The way attachments are stored changed significantly in Confluence 3.0.  If you are upgrading from Confluence 2.10 or earlier see Upgrading Confluence for recommended upgrade paths, and read the version of the Hierarchical File System Attachment Storage page in our Confluence 3.0 documentation which provides more detail about migrating to the new file system structure.

Confluence stores attachments, such as files and images, in a file system.  Confluence's attachment storage layout is designed to:

  1. Limit the number of entries at any single level in a directory structure (as some file systems have a limit on the number of files that can be stored in a directory).
  2. Partition attachments per space making it possible for a system admin to selectively back up attachments from particular spaces.

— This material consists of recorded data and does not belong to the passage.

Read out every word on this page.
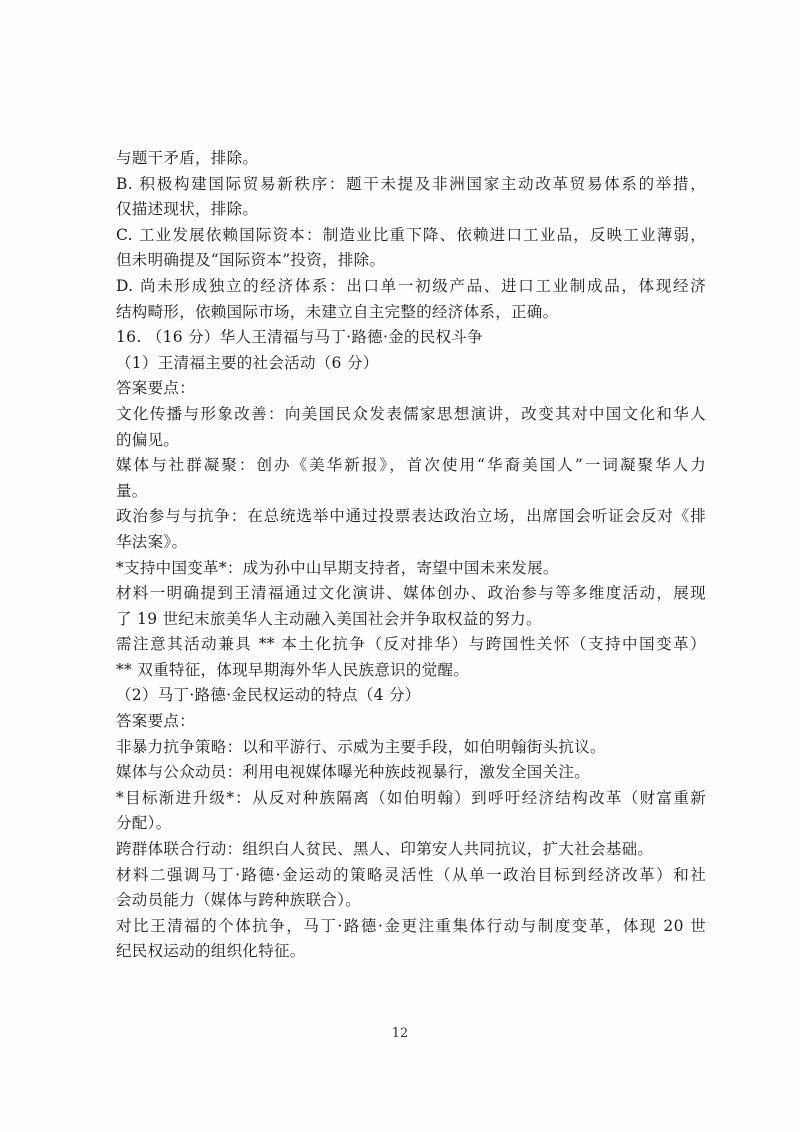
与题干矛盾，排除。
B. 积极构建国际贸易新秩序：题干未提及非洲国家主动改革贸易体系的举措，
仅描述现状，排除。
C. 工业发展依赖国际资本：制造业比重下降、依赖进口工业品，反映工业薄弱，
但未明确提及“国际资本”投资，排除。
D. 尚未形成独立的经济体系：出口单一初级产品、进口工业制成品，体现经济
结构畸形，依赖国际市场，未建立自主完整的经济体系，正确。
16. （16 分）华人王清福与马丁·路德·金的民权斗争
（1）王清福主要的社会活动（6 分）
答案要点：
文化传播与形象改善：向美国民众发表儒家思想演讲，改变其对中国文化和华人
的偏见。
媒体与社群凝聚：创办《美华新报》，首次使用“华裔美国人”一词凝聚华人力
量。
政治参与与抗争：在总统选举中通过投票表达政治立场，出席国会听证会反对《排
华法案》。
*支持中国变革*：成为孙中山早期支持者，寄望中国未来发展。
材料一明确提到王清福通过文化演讲、媒体创办、政治参与等多维度活动，展现
了 19 世纪末旅美华人主动融入美国社会并争取权益的努力。
需注意其活动兼具 ** 本土化抗争（反对排华）与跨国性关怀（支持中国变革）
** 双重特征，体现早期海外华人民族意识的觉醒。
（2）马丁·路德·金民权运动的特点（4 分）
答案要点：
非暴力抗争策略：以和平游行、示威为主要手段，如伯明翰街头抗议。
媒体与公众动员：利用电视媒体曝光种族歧视暴行，激发全国关注。
*目标渐进升级*：从反对种族隔离（如伯明翰）到呼吁经济结构改革（财富重新
分配）。
跨群体联合行动：组织白人贫民、黑人、印第安人共同抗议，扩大社会基础。
材料二强调马丁·路德·金运动的策略灵活性（从单一政治目标到经济改革）和社
会动员能力（媒体与跨种族联合）。
对比王清福的个体抗争，马丁·路德·金更注重集体行动与制度变革，体现 20 世
纪民权运动的组织化特征。
12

Attachments in Confluence have a number of identifying attributes: idspace id and content id. This means the attachment logically belongs to a piece of content which logically belongs in a space (not all content belongs to a space). For attachments within a space in Confluence, the directory structure is typically 8 levels, with the name of each directory level based on the following algorithm:

level

Derived From

1 (top)

Always 'ver003' indicating the Confluence version 3 storage format

2

The least significant 3 digits of the space id, modulo 250

3

The next 3 least significant digits of the space id, modulo 250

4

The full space id

5

The least significant 3 digits of the content id, modulo 250

6

The next 3 least significant digits of the content id, modulo 250

7

The full content id

8

The full attachment id

Within the 8th level will be a file for each version of that attachment, named to match the version number e.g. 1

An example:

To find the directory where attachments for a particular space are stored, go to <confluence url>/admin/findspaceattachments.jsp and enter a space key. It will return the directory on the file system where attachments for that space are stored.

Attachment D in the above diagram is stored in a slightly different structure. Attachments that are not conceptually within a space replace the level 2 - 4 directories with a single directory called 'nonspaced'. Examples of such attachments are the global site logo and attachments on unsaved content.